Un elogio di Radio Maria

di Marco Sambruna

La separazione post conciliare fra seguaci dell'ermeneutica della continuità e seguaci dell'ermeneutica della discontinuità e dunque fra progressisti e conservatori è evidente nella polarizzazione fra due realtà odierne. Da una parte alcuni settori del mondo catto-progressista ligi alla narrazione secolare, per certi versi conformisti e qualunquisti e dall'altra parte la chiesa popolare quanto al seguito e impopolare quanto ai temi trattati rappresentata da molte realtà sul web e da un'emittente ormai di dimensioni planetarie come Radio Maria.
L'emittente diretta da padre Livio Fanzaga ha successo perché è una delle pochissime voci che valorizza ancora i quattro aspetti che hanno sempre distinto la chiesa da altre realtà impegnate nel sociale: la trascendenza, l’unicità della relazione fra uomo e Dio, il conflitto delle idee, il rifiuto di omogeneizzare la fede. In assenza di questi quattro aspetti che rappresentano la quintessenza e l’originalità della fede cattolica, il cristianesimo perde ogni fascino e capacità d’attrazione perché non ha più nulla di  diverso da dire rispetto a qualsiasi altra realtà filantropica.

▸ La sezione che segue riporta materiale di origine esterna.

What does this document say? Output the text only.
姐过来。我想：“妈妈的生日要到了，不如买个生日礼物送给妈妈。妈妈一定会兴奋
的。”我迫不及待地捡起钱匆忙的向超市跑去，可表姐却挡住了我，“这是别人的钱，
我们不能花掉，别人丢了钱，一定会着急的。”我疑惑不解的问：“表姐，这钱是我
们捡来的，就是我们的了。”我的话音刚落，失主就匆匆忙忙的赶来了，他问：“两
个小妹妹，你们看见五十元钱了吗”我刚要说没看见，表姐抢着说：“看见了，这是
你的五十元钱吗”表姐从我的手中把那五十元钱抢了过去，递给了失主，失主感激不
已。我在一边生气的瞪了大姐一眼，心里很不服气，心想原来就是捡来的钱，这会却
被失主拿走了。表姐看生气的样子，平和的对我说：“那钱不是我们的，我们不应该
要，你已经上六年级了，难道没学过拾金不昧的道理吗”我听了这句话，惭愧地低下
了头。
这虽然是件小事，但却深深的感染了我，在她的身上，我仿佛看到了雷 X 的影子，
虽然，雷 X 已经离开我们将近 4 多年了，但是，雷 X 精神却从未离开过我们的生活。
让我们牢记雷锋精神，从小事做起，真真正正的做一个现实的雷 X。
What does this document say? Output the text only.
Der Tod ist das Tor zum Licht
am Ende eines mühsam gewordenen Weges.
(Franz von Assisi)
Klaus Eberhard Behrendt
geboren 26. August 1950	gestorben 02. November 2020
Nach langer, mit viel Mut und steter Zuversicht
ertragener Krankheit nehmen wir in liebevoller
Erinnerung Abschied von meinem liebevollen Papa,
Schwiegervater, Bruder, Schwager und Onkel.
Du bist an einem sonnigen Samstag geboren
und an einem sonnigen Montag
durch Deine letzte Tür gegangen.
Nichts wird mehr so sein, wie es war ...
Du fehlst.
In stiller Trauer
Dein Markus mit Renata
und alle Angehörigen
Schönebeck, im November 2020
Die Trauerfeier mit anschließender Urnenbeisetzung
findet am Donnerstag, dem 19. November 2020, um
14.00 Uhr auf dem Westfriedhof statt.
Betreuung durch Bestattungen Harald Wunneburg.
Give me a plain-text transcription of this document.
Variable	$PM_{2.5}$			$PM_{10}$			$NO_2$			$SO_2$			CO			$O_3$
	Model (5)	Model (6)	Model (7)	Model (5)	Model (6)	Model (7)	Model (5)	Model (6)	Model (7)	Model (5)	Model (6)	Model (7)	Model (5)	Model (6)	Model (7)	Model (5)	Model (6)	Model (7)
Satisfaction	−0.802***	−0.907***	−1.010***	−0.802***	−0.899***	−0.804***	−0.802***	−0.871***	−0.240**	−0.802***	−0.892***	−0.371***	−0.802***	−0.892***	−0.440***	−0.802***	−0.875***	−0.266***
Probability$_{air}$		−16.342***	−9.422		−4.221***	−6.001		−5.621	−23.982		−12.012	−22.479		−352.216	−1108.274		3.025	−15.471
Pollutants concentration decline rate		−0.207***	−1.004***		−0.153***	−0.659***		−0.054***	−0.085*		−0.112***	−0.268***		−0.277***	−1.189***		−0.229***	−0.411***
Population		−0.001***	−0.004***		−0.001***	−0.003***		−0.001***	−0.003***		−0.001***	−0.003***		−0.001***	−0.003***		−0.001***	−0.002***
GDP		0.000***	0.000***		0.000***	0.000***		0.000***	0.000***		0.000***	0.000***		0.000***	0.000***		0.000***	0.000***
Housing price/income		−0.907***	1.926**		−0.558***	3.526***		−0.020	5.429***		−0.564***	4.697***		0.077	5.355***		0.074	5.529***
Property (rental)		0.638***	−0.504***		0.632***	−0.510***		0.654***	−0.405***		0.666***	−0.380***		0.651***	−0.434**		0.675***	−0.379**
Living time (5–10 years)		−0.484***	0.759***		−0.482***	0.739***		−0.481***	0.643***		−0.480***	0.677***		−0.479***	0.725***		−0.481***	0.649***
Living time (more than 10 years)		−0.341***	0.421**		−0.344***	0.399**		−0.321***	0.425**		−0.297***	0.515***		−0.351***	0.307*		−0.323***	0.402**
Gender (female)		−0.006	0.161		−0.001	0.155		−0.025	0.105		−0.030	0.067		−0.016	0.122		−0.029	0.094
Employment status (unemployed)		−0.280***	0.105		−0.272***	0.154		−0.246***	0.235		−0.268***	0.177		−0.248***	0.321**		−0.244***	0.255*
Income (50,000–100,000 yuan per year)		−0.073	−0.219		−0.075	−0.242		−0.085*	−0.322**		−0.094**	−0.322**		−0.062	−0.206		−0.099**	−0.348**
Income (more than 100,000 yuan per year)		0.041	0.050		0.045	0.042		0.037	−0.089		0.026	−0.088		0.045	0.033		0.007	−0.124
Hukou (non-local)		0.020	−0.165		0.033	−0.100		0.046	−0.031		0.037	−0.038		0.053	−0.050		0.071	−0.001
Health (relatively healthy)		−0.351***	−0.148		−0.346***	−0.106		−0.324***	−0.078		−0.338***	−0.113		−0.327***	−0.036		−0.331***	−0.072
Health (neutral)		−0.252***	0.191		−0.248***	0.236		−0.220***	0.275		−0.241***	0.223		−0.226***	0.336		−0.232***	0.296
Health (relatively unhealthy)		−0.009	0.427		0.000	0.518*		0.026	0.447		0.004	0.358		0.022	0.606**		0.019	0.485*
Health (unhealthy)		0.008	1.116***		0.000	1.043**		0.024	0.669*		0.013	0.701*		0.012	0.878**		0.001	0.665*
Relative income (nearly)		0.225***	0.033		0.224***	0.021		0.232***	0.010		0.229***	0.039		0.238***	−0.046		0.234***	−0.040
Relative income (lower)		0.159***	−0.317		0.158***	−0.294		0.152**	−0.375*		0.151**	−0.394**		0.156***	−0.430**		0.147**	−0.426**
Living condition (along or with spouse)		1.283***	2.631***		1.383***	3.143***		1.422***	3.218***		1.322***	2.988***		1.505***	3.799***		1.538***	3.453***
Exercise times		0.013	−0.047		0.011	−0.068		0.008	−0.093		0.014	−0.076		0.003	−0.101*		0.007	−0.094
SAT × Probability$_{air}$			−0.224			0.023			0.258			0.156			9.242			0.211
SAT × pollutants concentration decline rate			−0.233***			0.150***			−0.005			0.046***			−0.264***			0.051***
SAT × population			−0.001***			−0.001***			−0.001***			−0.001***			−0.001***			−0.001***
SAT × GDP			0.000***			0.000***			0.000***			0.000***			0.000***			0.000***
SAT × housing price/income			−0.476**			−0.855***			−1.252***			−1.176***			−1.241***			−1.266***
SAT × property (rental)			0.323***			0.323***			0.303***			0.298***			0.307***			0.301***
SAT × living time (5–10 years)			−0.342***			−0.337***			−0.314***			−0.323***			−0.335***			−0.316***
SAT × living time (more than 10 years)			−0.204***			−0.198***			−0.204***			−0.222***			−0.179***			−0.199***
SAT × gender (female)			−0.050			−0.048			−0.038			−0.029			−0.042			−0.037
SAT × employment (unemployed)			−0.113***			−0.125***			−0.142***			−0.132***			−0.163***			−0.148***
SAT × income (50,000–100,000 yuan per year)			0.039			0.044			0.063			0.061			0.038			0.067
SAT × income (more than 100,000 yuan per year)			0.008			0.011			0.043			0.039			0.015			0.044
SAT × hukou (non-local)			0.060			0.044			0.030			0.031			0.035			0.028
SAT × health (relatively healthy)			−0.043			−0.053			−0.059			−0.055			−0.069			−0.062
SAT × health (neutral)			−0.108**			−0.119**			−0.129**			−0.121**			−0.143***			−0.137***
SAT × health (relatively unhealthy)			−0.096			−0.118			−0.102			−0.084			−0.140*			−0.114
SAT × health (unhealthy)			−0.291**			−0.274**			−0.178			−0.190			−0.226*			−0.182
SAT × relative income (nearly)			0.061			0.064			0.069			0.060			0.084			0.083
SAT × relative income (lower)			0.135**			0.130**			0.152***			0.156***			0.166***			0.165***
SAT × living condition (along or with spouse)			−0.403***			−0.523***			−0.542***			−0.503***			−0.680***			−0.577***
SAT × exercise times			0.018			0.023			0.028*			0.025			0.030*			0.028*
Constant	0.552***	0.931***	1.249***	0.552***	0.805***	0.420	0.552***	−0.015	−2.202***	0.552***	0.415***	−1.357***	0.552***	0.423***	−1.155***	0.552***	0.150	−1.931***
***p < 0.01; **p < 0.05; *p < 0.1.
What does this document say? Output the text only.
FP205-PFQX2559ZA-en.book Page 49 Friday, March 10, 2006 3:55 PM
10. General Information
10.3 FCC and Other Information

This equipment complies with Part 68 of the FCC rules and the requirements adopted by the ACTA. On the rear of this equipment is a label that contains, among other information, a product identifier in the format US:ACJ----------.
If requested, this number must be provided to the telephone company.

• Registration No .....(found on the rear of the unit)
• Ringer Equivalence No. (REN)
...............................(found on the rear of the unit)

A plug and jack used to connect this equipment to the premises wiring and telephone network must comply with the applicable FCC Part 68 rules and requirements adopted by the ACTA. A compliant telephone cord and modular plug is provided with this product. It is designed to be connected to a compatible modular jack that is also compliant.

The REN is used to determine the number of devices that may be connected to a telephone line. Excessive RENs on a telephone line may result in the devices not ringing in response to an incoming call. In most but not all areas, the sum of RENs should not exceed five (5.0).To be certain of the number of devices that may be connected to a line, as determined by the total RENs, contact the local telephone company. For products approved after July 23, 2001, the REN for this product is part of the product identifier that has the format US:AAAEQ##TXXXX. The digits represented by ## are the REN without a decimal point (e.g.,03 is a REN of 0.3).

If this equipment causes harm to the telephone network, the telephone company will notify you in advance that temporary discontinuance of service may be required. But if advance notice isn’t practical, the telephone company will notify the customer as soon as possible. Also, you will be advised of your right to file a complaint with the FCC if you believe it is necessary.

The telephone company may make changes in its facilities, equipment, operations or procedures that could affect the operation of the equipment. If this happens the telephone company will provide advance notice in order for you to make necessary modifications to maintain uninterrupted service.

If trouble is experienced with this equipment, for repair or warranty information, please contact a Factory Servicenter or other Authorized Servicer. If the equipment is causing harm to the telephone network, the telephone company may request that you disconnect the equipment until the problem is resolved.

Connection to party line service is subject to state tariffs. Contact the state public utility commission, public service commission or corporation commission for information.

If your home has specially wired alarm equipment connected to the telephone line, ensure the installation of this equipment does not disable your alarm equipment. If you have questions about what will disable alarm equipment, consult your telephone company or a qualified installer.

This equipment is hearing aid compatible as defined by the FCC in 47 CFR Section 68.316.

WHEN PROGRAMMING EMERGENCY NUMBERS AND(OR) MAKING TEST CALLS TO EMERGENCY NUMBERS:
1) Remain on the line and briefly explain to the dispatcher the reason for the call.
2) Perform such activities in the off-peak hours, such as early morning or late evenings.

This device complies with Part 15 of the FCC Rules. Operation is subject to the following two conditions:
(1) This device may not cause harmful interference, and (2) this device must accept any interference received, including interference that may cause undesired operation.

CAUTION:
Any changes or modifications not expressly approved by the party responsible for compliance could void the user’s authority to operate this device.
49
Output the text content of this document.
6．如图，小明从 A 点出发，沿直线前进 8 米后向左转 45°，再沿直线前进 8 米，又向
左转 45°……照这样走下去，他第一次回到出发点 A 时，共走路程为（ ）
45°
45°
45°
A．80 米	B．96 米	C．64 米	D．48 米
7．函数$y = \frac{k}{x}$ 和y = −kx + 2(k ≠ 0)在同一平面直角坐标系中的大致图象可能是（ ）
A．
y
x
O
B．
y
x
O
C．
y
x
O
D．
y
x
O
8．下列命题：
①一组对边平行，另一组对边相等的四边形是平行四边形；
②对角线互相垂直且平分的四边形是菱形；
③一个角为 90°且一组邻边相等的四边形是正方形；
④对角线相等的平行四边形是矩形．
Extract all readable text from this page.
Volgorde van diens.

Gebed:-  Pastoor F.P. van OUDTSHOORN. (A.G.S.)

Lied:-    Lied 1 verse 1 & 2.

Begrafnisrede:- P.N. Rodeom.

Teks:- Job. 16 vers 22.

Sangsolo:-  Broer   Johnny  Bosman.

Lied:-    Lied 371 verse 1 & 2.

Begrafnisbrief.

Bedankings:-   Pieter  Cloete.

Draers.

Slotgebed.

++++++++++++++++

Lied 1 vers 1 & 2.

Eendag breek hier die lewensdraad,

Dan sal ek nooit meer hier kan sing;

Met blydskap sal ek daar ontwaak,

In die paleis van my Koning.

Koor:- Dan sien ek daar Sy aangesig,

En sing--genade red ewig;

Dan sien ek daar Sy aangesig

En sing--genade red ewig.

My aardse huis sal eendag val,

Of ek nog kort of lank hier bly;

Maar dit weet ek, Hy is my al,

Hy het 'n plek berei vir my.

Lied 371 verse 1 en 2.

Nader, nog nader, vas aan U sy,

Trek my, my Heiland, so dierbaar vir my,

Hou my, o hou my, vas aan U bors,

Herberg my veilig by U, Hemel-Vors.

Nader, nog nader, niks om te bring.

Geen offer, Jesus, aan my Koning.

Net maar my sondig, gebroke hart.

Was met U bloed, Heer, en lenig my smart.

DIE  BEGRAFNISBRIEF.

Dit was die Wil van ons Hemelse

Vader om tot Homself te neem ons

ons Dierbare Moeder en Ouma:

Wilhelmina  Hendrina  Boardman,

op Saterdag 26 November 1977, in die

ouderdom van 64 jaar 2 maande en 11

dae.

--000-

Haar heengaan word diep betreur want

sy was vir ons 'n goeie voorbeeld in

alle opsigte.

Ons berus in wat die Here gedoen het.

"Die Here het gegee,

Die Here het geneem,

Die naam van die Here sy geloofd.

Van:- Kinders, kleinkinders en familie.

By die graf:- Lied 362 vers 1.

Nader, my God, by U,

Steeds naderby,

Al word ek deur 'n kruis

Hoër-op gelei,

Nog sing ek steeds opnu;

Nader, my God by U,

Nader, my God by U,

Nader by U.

In primo luogo Radio Maria ha un focus particolare sulla trascendenza, l’escatologia e altre dottrine demodé come l'immortalità dell'anima, la resurrezione della carne, il premio o il castigo eterno, cioè su quell’insieme di temi considerati non più comprensibili all’uomo contemporaneo a giudizio di  altre entità cattoliche mediaticamente incensate. Giudizio che peraltro confligge clamorosamente col fatto che questo immaginoso “uomo contemporaneo”  palesa una decisa renitenza a seguire i nuovi percorsi indicati dalla chiesa ong come dimostra la defezione al culto e l’accostamento a realtà politiche extra clericali più aderenti a una visione tradizionale.

In secondo luogo l’emittente mariana insiste sulla dimensione individuale della relazione fra l'uomo e Dio che è e deve essere per sua natura una relazione di tipo intimo, personale e mistica cioè vissuta ed esperita in modo assolutamente originale e singolare. La chiesa ong insiste  invece nel divulgare una relazione  Dio - uomo di tipo collettivo che quasi sempre finisce con l'appiattire l'esperienza religiosa sulla produzione nel sociale o sul mero rispetto delle leggi civili.

Terzo pregio di Radio Maria: l'emittente ha salvaguardato se stessa dal confondere la Verità da sempre proclamata dalla Chiesa con la pace o meglio con la pacificazione universale laddove lo stesso Cristo disse di essere venuto non ad unire, ma a dividere. La radio non ha paura di apparire in controtendenza nel sottolineare l’alterità della Verità di sempre rispetto alle idee dominanti di matrice laicista e soprattutto non è agita dal mito mondialista dell’unità come priorità assoluta anche a costo del compromesso auto demolitivo. Direi anzi che il palinsesto della radio non rifugge dalla contesa dialettica, dal conflitto delle idee, dalla polemica, dall'apologetica e perfino dall'invettiva dantesca. Radio Maria secondo me ha questo enorme merito: continua la battaglia contro quelle idee che dalla Rivoluzione Francese in poi hanno rappresentato non solo posizioni anticlericali, ma perfino anticristiche.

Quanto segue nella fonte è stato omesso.